Konten ini merupakan kerja sama dengan Kompasiana, setiap artikel menjadi tanggung jawab penulis dan tidak mewakili pandangan redaksi Kompas.com
Mengompos itu terlihat mudah, tetapi ketika dijalani tidak sesederhana itu.
Langkah-langkah yang biasa dilakukan dari setor sampah makanan di pagi hari, mengumpulkan dedaunan kering, meracik bio aktivator, hingga mengaduk-ngaduk isi kompos.

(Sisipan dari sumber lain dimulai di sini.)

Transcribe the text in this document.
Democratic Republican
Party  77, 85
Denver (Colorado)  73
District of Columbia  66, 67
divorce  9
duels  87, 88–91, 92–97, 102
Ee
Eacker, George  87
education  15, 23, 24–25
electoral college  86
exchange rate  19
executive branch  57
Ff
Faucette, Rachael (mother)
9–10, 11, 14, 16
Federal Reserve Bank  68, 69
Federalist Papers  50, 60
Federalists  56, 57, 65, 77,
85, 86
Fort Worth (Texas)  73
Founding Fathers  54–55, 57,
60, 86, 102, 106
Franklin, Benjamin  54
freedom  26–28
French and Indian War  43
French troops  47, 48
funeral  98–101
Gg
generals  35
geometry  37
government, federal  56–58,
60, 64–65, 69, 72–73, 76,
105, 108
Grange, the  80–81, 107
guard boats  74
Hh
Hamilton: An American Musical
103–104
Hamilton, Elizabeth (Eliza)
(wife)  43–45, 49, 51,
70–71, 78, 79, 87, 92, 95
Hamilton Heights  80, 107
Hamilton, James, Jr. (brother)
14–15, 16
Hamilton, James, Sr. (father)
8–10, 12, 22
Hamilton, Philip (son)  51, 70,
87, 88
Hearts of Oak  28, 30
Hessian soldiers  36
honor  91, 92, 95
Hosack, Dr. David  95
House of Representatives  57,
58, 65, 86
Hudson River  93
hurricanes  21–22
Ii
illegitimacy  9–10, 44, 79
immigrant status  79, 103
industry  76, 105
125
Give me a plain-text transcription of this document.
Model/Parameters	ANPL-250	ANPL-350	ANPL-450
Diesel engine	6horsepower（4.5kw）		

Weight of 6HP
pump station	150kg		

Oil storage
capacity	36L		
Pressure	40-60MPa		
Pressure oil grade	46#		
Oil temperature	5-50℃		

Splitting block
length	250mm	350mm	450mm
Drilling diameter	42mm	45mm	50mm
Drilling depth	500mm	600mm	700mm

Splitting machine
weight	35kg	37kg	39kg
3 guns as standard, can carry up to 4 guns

Setidaknya ada 3 alasan yang membuat mengompos jadi tidak mudah selain karena prosesnya yang rumit.
1. Mengompos itu lama dan melelahkan
Waktu minimal yang dibutuhkan sejak pengumpulan sampah hingga proses penguraian selesai, mencapai 40 hari.
Itu pun jika kita memakai materai coklat yang cepat mengurai, seperti tanah atau cocopeat.
Jika kita hanya memakai dedaunan kering, tidak ditambah bio aktivator dan jarang diaduk, membuat proses pengomposan berjalan lebih lama. Bisa-bisa mencapai enam bulan hingga satu tahun.
Namun, mengompos sebenarnya mengajarkan kita untuk kembali menghargai proses: bahwa tidak ada sesuatu yang instan.
2. Bau dan jijik
Mengompos identik dengan sampah. Hal ini yang menyebabkan bau menyengat dan hewan kecil menjijikan tidak bisa terhindarkan.
Kendala lainnya lagi yakni belum bau busuk, lengket, juga si tikus yang suka mengobrak-abrik tempat komposter.
Tetapi ada juga caranya agar mengompos itu tidak tercium bau dan dihinggapi serangga. Jadi, kalau kompos mulai mengeluarkan bau menyengat, itu bisa disebabkan karena dari sampah basah.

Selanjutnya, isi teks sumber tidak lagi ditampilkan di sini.